Celui-ci était homme sans doute à comprendre la signification d’un coup d’œil, car il agita les mains d’un air effrayé et dit:
– Pas si haut, je vous en prie! nous arrivons à l’instant critique.
– Vous voyez, madame, reprit le colonel, qui baissa aussitôt la voix jusqu’au murmure.
Il ajouta en prenant la main de la marquise:
– Nous ne nous brouillons pas pour cela, mais voici mon dernier mot: lequel de nous deux va se retirer? Je ne veux de vous sous aucun prétexte au chevet de Valentine en ce moment dangereux où elle reprendra ses sens.
– Je m’en vais, dit précipitamment Mme d’Ornans, gardez-nous tout votre intérêt, bien cher ami, nous en avons grand besoin.
Il lui offrit son bras et la reconduisit jusqu’à la porte.
– Et mettez vos inquiétudes de côté, chère madame, dit-il en arrivant au seuiclass="underline" puisque j’ai carte blanche, je réponds de tout. Voyons, vous aviez l’intention de vous reposer un peu, je vous accorde quatre heures de bon sommeil, jusqu’à midi; mais après votre déjeuner qu’on attelle et voyagez tout l’après-midi pour la corbeille.
– Parlez-vous donc sérieusement? demanda la marquise, incrédule et triste.
Le colonel lui baisa la main en répétant:
– La corbeille! Toutes affaires cessantes, la corbeille, la corbeille!

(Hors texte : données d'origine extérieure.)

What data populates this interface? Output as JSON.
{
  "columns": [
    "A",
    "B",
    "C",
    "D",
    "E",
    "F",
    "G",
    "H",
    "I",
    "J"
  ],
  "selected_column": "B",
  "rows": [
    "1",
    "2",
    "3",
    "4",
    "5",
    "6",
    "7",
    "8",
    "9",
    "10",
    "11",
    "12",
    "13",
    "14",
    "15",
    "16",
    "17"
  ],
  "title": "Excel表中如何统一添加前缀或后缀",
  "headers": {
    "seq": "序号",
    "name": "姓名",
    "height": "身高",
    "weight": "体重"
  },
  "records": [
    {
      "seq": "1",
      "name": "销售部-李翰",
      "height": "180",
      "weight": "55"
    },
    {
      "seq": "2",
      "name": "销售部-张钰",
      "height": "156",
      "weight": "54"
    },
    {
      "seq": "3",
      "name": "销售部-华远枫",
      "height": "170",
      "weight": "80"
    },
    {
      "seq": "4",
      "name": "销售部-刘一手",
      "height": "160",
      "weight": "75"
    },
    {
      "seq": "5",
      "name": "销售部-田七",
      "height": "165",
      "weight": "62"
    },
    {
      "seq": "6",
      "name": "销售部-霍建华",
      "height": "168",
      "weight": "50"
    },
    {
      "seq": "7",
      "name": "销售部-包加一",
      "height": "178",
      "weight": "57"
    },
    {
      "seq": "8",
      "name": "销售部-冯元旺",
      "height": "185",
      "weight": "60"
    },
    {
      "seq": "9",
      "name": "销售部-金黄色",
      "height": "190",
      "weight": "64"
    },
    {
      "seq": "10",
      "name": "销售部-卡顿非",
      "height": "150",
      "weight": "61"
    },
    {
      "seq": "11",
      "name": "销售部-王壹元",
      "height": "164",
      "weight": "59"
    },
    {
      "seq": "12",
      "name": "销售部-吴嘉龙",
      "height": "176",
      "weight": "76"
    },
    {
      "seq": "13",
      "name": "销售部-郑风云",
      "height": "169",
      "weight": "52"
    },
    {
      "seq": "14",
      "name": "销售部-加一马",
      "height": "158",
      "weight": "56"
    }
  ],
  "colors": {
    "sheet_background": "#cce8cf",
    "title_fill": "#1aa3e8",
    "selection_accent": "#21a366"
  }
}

Il rentra et referma la porte.
Le Dr Samuel, quittant le lit de Valentine, vint à lui aussitôt.
C’était un homme de cinquante ans à peu près, très pâle, le nez busqué, la bouche rentrée, l’œil terne, le crâne ravagé.
Les veilles laborieuses produisent parfois le même résultat physique que l’inconduite.
Il y a des savants usés par le travail qui ressemblent aux invalides de l’orgueil.
Le docteur devait sa clientèle noble au colonel, qui avait eu d’abord de la peine à l’ancrer dans un certain monde; mais désormais sa réputation était bien établie, et la confiance que lui témoignait M. de Saint-Louis avait consacré son succès.
– On l’éveillera quand on voudra, dit-il très bas, mais s’il valait mieux qu’elle ne s’éveillât point, tout se passerait le plus naturellement du monde.
Le colonel haussa les épaules et demanda:
– Est-ce vrai que dans l’état où elle est on peut entendre et comprendre?
– On cite des cas variés qui établiraient le pour et le contre, répondit le médecin, mais vous voyez que je parle très bas. S’éveillera-t-elle ou faut-il qu’elle dorme toujours?
– Ma parole, fit le colonel, on dirait que nous passons notre vie à rêver plaies et bosses! Nous ne t’avons pourtant pas encore acheté beaucoup de mort aux rats, vieux Samuel!
– Comme elle est héritière de la marquise… commença le docteur.
– Vous êtes tous de bons petits enfants, interrompit le colonel, mais vous n’avez pas inventé la poudre: pas plus Lecoq que les autres, avec ses grands airs, et quand il me faudra choisir mon successeur, c’est toi que je prendrai, mon fils, tu peux compter là-dessus. Soigne bien cette jeune personne-là, entends-tu; elle vaut pour nous trois ou quatre fois l’héritage de la marquise.
– Un joli denier, alors, fit le docteur.
– Dix fois, vingt fois l’héritage de la marquise! poursuivit le colonel.
Il atteignit sa montre.
– Voilà huit heures qui vont sonner; continua-t-il; à dix heures juste, le conseil se réunira chez moi. Ne manque pas d’y venir; tu apprendras des choses curieuses. Et maintenant, éveille-moi cette enfant-là avec précaution; tu sais que tu me réponds d’elle!